Миланская роза - Модиньяни Ева. Страница 49
Рассказывая, Клементе энергично расправлялся с запеканкой.
— Надо тебе учить язык, — посоветовала Роза.
— Выучу! — со вздохом пообещал Клементе. — Я уже кое-что понимаю, а там посмотрим…
— Хочешь, я тебя поучу?
— Нет, у вас и так столько дел, не надо обо мне беспокоиться.
У Клементе не было ни друзей, ни увлечений, в кино он не ходил никогда и всю недельную зарплату целиком отдавал Розе, распоряжавшейся семейным бюджетом. Впрочем, так же поступал и Пьер Луиджи.

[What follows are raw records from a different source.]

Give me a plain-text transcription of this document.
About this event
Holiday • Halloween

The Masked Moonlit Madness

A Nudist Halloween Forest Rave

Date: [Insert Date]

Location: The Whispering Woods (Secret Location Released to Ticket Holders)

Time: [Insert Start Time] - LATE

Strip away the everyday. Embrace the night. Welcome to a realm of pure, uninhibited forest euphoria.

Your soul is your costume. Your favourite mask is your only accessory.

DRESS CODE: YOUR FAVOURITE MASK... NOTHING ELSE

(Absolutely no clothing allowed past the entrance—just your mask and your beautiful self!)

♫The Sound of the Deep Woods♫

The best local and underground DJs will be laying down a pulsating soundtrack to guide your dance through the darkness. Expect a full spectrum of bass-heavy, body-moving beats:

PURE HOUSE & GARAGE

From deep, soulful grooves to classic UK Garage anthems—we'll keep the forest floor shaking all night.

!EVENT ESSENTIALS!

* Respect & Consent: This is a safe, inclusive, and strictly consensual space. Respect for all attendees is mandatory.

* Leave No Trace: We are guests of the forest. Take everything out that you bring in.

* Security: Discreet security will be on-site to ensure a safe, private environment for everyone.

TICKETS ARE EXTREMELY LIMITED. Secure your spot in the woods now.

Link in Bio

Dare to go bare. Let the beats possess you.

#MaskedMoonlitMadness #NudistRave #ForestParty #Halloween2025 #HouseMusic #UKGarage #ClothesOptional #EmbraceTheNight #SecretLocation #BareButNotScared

Тарелка Клементе опустела.
— Хочешь еще? — предложила Роза.
Он покраснел и сказал неправду:
— Нет, спасибо, я сыт.
— Ну еще чуть-чуть!
И Роза добавила запеканки.
Клементе всегда ужинал в одиночестве. Так решила Роза. Пьер Луиджи возвращался очень поздно, и ей не хотелось, чтобы голодный Клементе дожидался брата. Сама она ужинала вместе с Пьером Луиджи.
— Спасибо, синьорина Роза, — поблагодарил юноша.
— Пожалуйста, синьор Клементе, — пошутила Роза.
Она неоднократно пыталась заставить его обращаться с ней как с равной, но ничего не получалось.
— Не надо смеяться надо мной, — заметил Клементе, продолжая жевать.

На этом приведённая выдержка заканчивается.